Extract text content from common document formats. The main dispatcher
read_content() detects the format from the file extension and
delegates to the appropriate helper. Format-specific functions are also
exported for direct use.
Usage
read_content(path, name = basename(path))
read_content_docx(path)
read_content_pptx(path)
read_content_xlsx(path, sheet = NULL)
read_content_pdf(path)
read_content_text(path)Arguments
- path
Character vector of file paths to read.
- name
Character vector of original file names, used for extension detection and output naming. Defaults to
basename(path). This is important when reading Shiny upload temp files whose paths lack meaningful extensions.- sheet
Character vector of sheet names to read, or
NULL(the default) to read all sheets.
Details
read_content_docx() requires the officer package. Paragraphs
are extracted in document order. Tables are formatted as plain text.
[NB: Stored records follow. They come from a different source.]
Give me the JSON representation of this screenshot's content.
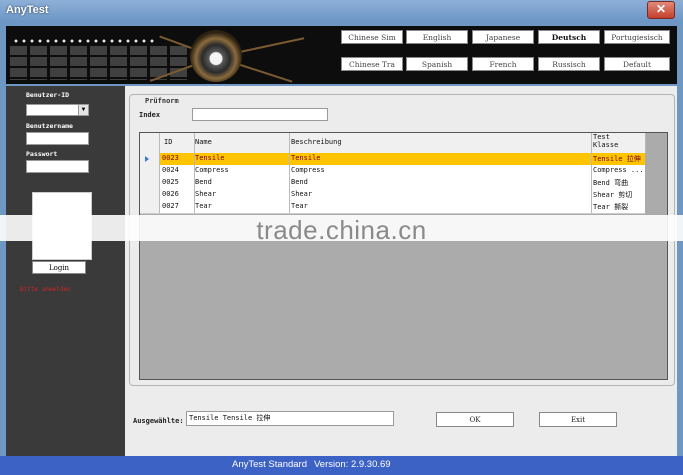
{
  "window": {
    "title": "AnyTest",
    "close_label": "✕"
  },
  "languages": [
    {
      "label": "Chinese Sim",
      "active": false
    },
    {
      "label": "English",
      "active": false
    },
    {
      "label": "Japanese",
      "active": false
    },
    {
      "label": "Deutsch",
      "active": true
    },
    {
      "label": "Portugiesisch",
      "active": false
    },
    {
      "label": "Chinese Tra",
      "active": false
    },
    {
      "label": "Spanish",
      "active": false
    },
    {
      "label": "French",
      "active": false
    },
    {
      "label": "Russisch",
      "active": false
    },
    {
      "label": "Default",
      "active": false
    }
  ],
  "sidebar": {
    "user_id_label": "Benutzer-ID",
    "username_label": "Benutzername",
    "password_label": "Passwort",
    "login_label": "Login",
    "warning": "Bitte anmelden"
  },
  "form": {
    "group_title": "Prüfnorm",
    "index_label": "Index",
    "index_value": "",
    "selected_label": "Ausgewählte:",
    "selected_value": "Tensile   Tensile 拉伸",
    "ok_label": "OK",
    "exit_label": "Exit"
  },
  "table": {
    "headers": [
      "ID",
      "Name",
      "Beschreibung",
      "Test Klasse"
    ],
    "rows": [
      {
        "id": "0023",
        "name": "Tensile",
        "desc": "Tensile",
        "cls": "Tensile 拉伸",
        "selected": true
      },
      {
        "id": "0024",
        "name": "Compress",
        "desc": "Compress",
        "cls": "Compress ...",
        "selected": false
      },
      {
        "id": "0025",
        "name": "Bend",
        "desc": "Bend",
        "cls": "Bend 弯曲",
        "selected": false
      },
      {
        "id": "0026",
        "name": "Shear",
        "desc": "Shear",
        "cls": "Shear 剪切",
        "selected": false
      },
      {
        "id": "0027",
        "name": "Tear",
        "desc": "Tear",
        "cls": "Tear 撕裂",
        "selected": false
      }
    ]
  },
  "watermark": "trade.china.cn",
  "status": {
    "app": "AnyTest Standard",
    "version": "Version: 2.9.30.69"
  },
  "colors": {
    "highlight": "#ffc400",
    "status_bar": "#3d62c6",
    "title_bar": "#6c96c5"
  }
}
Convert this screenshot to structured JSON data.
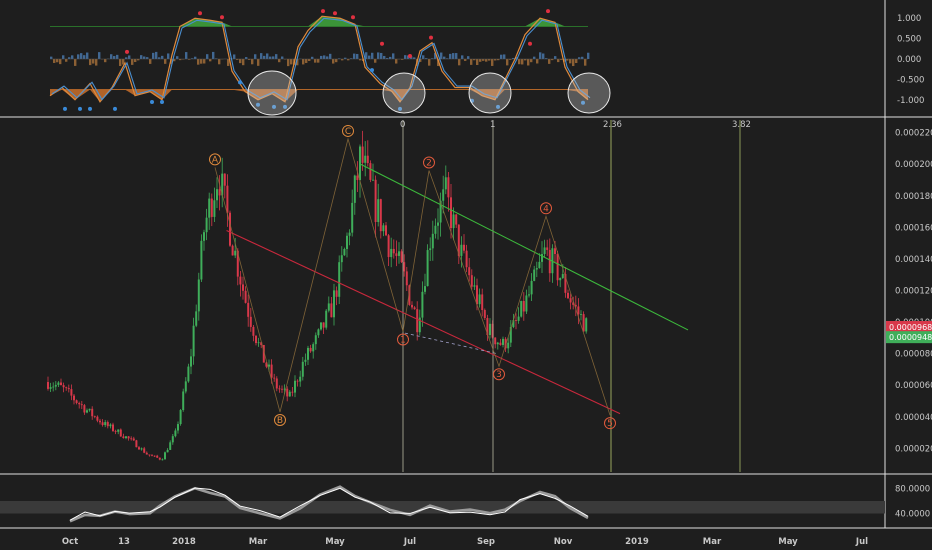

read_content_pptx() requires the officer package. Text is
extracted from each slide with slide number headers.
read_content_xlsx() requires the readxl package. Each sheet is
formatted as a plain-text table with a sheet name header.
read_content_pdf() requires the pdftools package. Text is
extracted per page with page number headers.
read_content_text() reads any file as plain text using
readLines(). This is the fallback for unrecognized file extensions.